# Hamm/Houten june 2010



## tarantulabarn (Apr 21, 2005)

for those that have asked we have now sorted the trip for the double show, Again we have tables and traders passes for Houten and early entry tickets for Hamm, Pm me for the full details


----------



## GothGirl (Apr 9, 2008)

Are we going to Houten aswell then? the tickets we've booked for Hamm in June, do they include houten?

Whats the full details of the trip? what day do we leave, and come back, how long do we have at the show etc..


----------



## tarantulabarn (Apr 21, 2005)

Only one of the buses is doing the double show with hotel, gonna be a great trip


----------



## GothGirl (Apr 9, 2008)

tarantulabarn said:


> Only one of the buses is doing the double show with hotel, gonna be a great trip


Which one? how much more is it than our tickets? 

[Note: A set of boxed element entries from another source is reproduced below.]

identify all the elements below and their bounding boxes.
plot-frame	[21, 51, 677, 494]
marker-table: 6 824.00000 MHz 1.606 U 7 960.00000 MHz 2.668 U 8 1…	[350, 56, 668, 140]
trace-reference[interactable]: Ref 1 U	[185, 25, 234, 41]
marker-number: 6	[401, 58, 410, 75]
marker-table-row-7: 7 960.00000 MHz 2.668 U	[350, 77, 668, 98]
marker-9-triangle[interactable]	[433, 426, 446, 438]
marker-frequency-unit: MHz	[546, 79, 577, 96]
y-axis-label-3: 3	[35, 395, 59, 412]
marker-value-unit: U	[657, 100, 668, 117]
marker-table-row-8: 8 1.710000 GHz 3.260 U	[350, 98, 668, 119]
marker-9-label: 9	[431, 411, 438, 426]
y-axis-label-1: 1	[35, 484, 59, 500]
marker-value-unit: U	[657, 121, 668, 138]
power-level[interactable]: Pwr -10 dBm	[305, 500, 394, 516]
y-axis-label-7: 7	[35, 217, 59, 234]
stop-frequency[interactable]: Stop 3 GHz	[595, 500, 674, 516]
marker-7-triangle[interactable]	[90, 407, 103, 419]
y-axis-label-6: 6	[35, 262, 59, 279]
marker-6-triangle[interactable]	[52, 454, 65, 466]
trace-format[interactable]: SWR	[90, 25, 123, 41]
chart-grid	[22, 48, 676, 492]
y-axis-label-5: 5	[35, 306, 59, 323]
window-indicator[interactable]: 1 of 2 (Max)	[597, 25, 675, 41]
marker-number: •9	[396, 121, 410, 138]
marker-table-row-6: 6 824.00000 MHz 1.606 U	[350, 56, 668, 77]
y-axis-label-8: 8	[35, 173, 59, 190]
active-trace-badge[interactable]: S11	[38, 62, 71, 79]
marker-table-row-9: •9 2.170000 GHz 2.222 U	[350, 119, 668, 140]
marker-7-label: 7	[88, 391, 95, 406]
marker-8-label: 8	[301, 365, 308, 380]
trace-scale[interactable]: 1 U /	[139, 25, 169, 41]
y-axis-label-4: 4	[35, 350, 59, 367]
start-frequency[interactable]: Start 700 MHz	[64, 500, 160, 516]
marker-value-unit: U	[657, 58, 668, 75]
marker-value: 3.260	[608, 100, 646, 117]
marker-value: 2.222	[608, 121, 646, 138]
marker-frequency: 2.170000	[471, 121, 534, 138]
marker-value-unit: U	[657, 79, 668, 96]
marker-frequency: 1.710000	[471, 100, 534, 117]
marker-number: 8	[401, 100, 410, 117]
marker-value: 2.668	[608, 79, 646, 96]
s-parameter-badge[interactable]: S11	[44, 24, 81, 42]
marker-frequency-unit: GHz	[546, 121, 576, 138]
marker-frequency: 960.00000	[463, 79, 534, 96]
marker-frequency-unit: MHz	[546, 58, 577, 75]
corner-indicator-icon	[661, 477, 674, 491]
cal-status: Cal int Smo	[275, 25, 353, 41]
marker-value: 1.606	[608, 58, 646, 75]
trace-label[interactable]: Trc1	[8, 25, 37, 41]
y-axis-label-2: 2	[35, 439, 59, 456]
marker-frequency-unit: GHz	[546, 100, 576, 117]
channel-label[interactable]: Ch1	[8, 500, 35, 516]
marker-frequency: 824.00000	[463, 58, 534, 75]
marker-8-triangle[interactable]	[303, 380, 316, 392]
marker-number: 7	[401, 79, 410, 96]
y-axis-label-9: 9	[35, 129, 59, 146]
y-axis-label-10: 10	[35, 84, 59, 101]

And hotel etc. everything is included?


----------



## tarantulabarn (Apr 21, 2005)

GothGirl said:


> Which one? how much more is it than our tickets?
> 
> And hotel etc. everything is included?


£90 and the hotel with breakfast is €45 each,


----------



## GothGirl (Apr 9, 2008)

tarantulabarn said:


> £90 and the hotel with breakfast is €45 each,


is that £45 each person or each room?


----------



## tarantulabarn (Apr 21, 2005)

Thats per person, this is the hotel 
_Carlton President Utrecht - Netherlands on Hotels.nl_


----------



## GothGirl (Apr 9, 2008)

Think we'll pass on that then, but is everything going ok for Hamm? Both the cheques have cleared out of our accounts, when do you want the next one for?

Whereabouts in manchester is the pick up, and what time? How long do we have inside Hamm the show? I.e what time do we get there, and what time should we be back on the coach?

Where will our poly boxes be going? are you allocating seats or are they going on our knees or what?

Thanks : victory:


----------



## tarantulabarn (Apr 21, 2005)

GothGirl said:


> Think we'll pass on that then, but is everything going ok for Hamm? Both the cheques have cleared out of our accounts, when do you want the next one for? the final payment needs to reach us by mid may
> 
> Whereabouts in manchester is the pick up, manchester uniteds ground at old trafford
> and what time? How long do we have inside Hamm the show?9 hrs
> ...


----------